Britain's Chancellor of the Exchequer George Osborne delivers his keynote speech on the second day of the Conservative Party Conference in Manchester
Chancellor of the Exchequer, George Osborne REUTERS

Chancellor George Osborne announced on Tuesday that £100 million will be spent by the government to boost broadband coverage in London, Belfast, Edinburgh and Cardiff.

In his autumn statement, Osborne announced £5bn of spending on infrastructure projects to improve the roads, railways and broadband networks. A further six cities to get improved broadband will be announced later.

The £100m injection of cash will create "new superfast digital networks for companies across our country. These do not exist today. See what countries like China or Brazil are building, and you'll also see why we risk falling behind the rest of the world."

The Chancellor plans to bring broadband speeds of between 80 and 100Mbps - up from the current average of 6.8Mbps - and city-wide high-speed mobile connectivity.

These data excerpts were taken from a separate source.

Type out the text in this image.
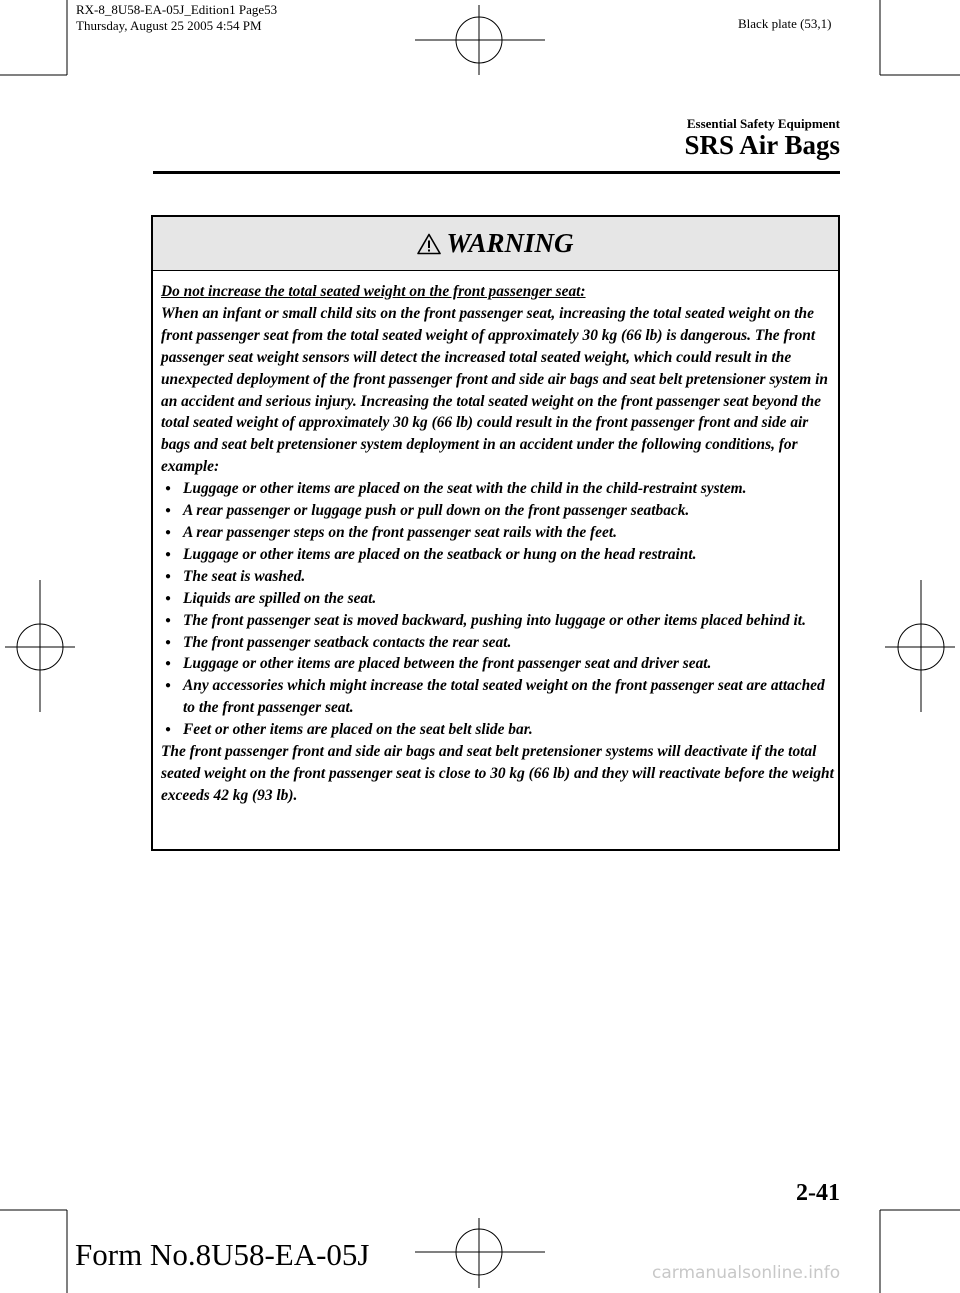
RX-8_8U58-EA-05J_Edition1 Page53
Thursday, August 25 2005 4:54 PM	Black plate (53,1)
Essential Safety Equipment
SRS Air Bags
WARNING

Do not increase the total seated weight on the front passenger seat:

When an infant or small child sits on the front passenger seat, increasing the total seated weight on the front passenger seat from the total seated weight of approximately 30 kg (66 lb) is dangerous. The front passenger seat weight sensors will detect the increased total seated weight, which could result in the unexpected deployment of the front passenger front and side air bags and seat belt pretensioner system in an accident and serious injury. Increasing the total seated weight on the front passenger seat beyond the total seated weight of approximately 30 kg (66 lb) could result in the front passenger front and side air bags and seat belt pretensioner system deployment in an accident under the following conditions, for example:

● Luggage or other items are placed on the seat with the child in the child-restraint system.
● A rear passenger or luggage push or pull down on the front passenger seatback.
● A rear passenger steps on the front passenger seat rails with the feet.
● Luggage or other items are placed on the seatback or hung on the head restraint.
● The seat is washed.
● Liquids are spilled on the seat.
● The front passenger seat is moved backward, pushing into luggage or other items placed behind it.
● The front passenger seatback contacts the rear seat.
● Luggage or other items are placed between the front passenger seat and driver seat.
● Any accessories which might increase the total seated weight on the front passenger seat are attached to the front passenger seat.
● Feet or other items are placed on the seat belt slide bar.

The front passenger front and side air bags and seat belt pretensioner systems will deactivate if the total seated weight on the front passenger seat is close to 30 kg (66 lb) and they will reactivate before the weight exceeds 42 kg (93 lb).

2-41
Form No.8U58-EA-05J
carmanualsonline.info
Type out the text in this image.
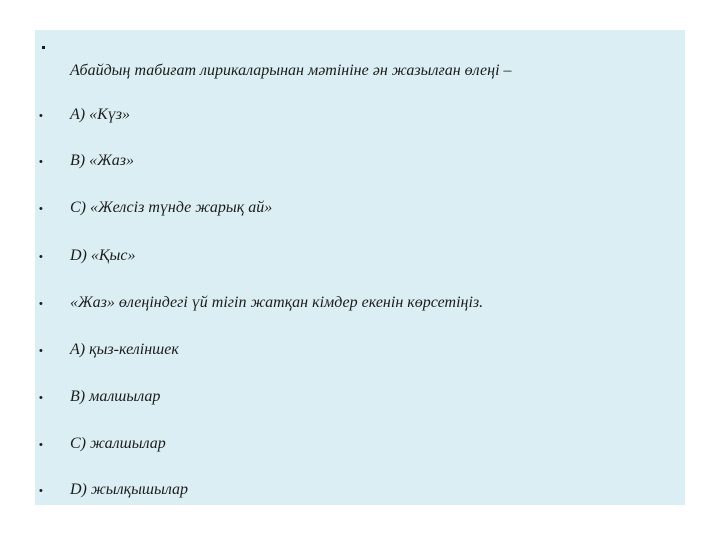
Абайдың табиғат лирикаларынан мәтініне ән жазылған өлеңі –
• А) «Күз»
• В) «Жаз»
• С) «Желсіз түнде жарық ай»
• D) «Қыс»
• «Жаз» өлеңіндегі үй тігіп жатқан кімдер екенін көрсетіңіз.
• А) қыз-келіншек
• В) малшылар
• С) жалшылар
• D) жылқышылар
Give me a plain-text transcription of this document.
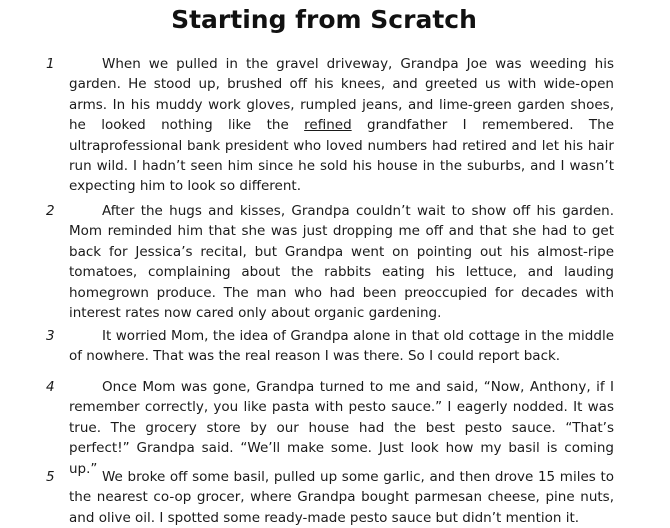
Starting from Scratch
1	When we pulled in the gravel driveway, Grandpa Joe was weeding his garden. He stood up, brushed off his knees, and greeted us with wide-open arms. In his muddy work gloves, rumpled jeans, and lime-green garden shoes, he looked nothing like the refined grandfather I remembered. The ultraprofessional bank president who loved numbers had retired and let his hair run wild. I hadn’t seen him since he sold his house in the suburbs, and I wasn’t expecting him to look so different.

2	After the hugs and kisses, Grandpa couldn’t wait to show off his garden. Mom reminded him that she was just dropping me off and that she had to get back for Jessica’s recital, but Grandpa went on pointing out his almost-ripe tomatoes, complaining about the rabbits eating his lettuce, and lauding homegrown produce. The man who had been preoccupied for decades with interest rates now cared only about organic gardening.

3	It worried Mom, the idea of Grandpa alone in that old cottage in the middle of nowhere. That was the real reason I was there. So I could report back.

4	Once Mom was gone, Grandpa turned to me and said, “Now, Anthony, if I remember correctly, you like pasta with pesto sauce.” I eagerly nodded. It was true. The grocery store by our house had the best pesto sauce. “That’s perfect!” Grandpa said. “We’ll make some. Just look how my basil is coming up.”

5	We broke off some basil, pulled up some garlic, and then drove 15 miles to the nearest co-op grocer, where Grandpa bought parmesan cheese, pine nuts, and olive oil. I spotted some ready-made pesto sauce but didn’t mention it.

"For the first time we are identifying over 500 infrastructure projects we want to see built over the next decade and beyond," George Osborne told the House of Commons. "Roads, railways, airport capacity, power stations, waste facilities, broadband networks."

Internet providers like BT and Virgin will be able to bid for the money, which they can use to increase their coverage.

BT told the BBC: "This is a positive initiative that will help ensure our major cities have the best available super-fast broadband. BT is already upgrading large parts of these cities under its commercial rollout plan and these funds could help us go further. We look forward to working closely with the selected cities to see what can be achieved."

Despite the seemingly high headline figure of £100m, critiques have pointed out that it isn't much per person. Editor of website ThinkBroadband, Andrew Ferguson said: "£100m between ten cities is about £1.50 per person. If the government had put the money in rural project it would have boosted rural businesses. Broadband is already available in cities."

The BBC adds that rural broadband rollout has been slow and critics have complained that the £530 million set aside by the government to encourage investment is insufficient.

BT plans to offer faster fibre broadband to two thirds of the UK by the end of 2014.